We included 40 studies with 908,032 participants. Most studies were conducted in China and the US. COVID-19 patients with CLD had significantly higher odds of having a severe form of COVID-19 (pooled OR = 2.44; 95% CI, 1.89-3.16) and death (pooled OR = 2.35; 95% CI, 1.85-3.00) when compared with COVID-19 patients without CLD.
The presence of CLD is significantly related to adverse clinical outcomes among COVID-19 patients in terms of severity and mortality. Clinicians should develop a comprehensive intervention plan to manage these high-risk patients and reduce COVID-19-related deaths.
COVID-19 患者的现有合并症是发生重症和死亡的危险因素。
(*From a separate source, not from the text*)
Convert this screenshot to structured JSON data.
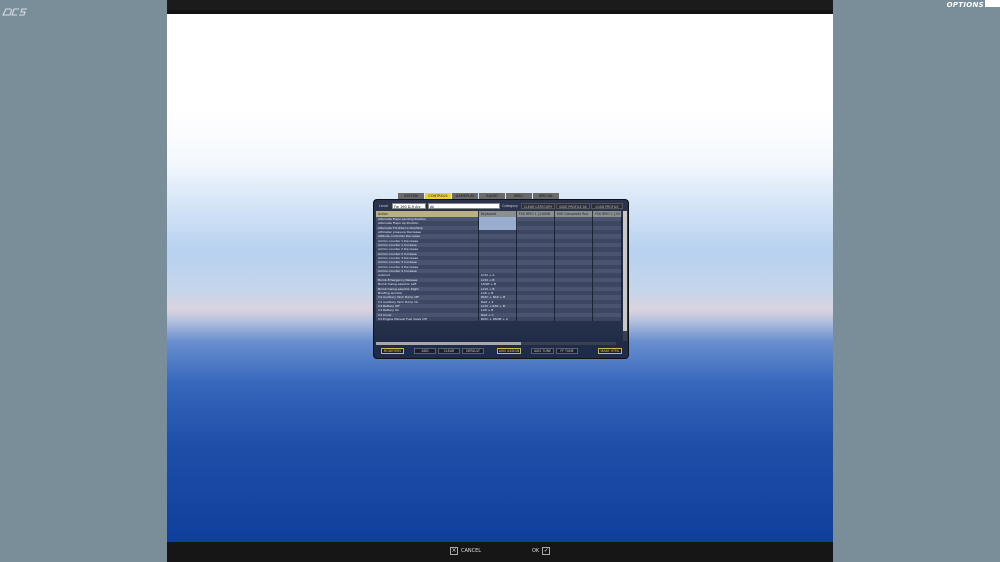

我们旨在确定慢性肝病(CLD)这一合并症与 COVID-19 患者疾病严重程度和死亡的关系。
我们在数据库中检索了从大流行开始到 2022 年 2 月期间报告 CLD 和非 CLD 患者 COVID-19 结局的研究,包括 Medline、EMBASE、ScienceDirect、Google Scholar 和 Cochrane Library。使用纽卡斯尔-渥太华量表(Newcastle-Ottawa Scale)评估非随机研究在荟萃分析中的质量。我们采用随机效应模型进行荟萃分析,并报告合并优势比(OR)及其 95%置信区间(CI)。
我们纳入了 40 项研究,共 908032 名参与者。大多数研究在中国和美国进行。与无 CLD 的 COVID-19 患者相比,CLD 患者 COVID-19 严重程度(合并 OR = 2.44;95% CI,1.89-3.16)和死亡(合并 OR = 2.35;95% CI,1.85-3.00)的可能性显著更高。
CLD 的存在与 COVID-19 患者的临床不良结局显著相关,包括严重程度和死亡率。临床医生应制定全面的干预计划,以管理这些高危患者并降低 COVID-19 相关死亡。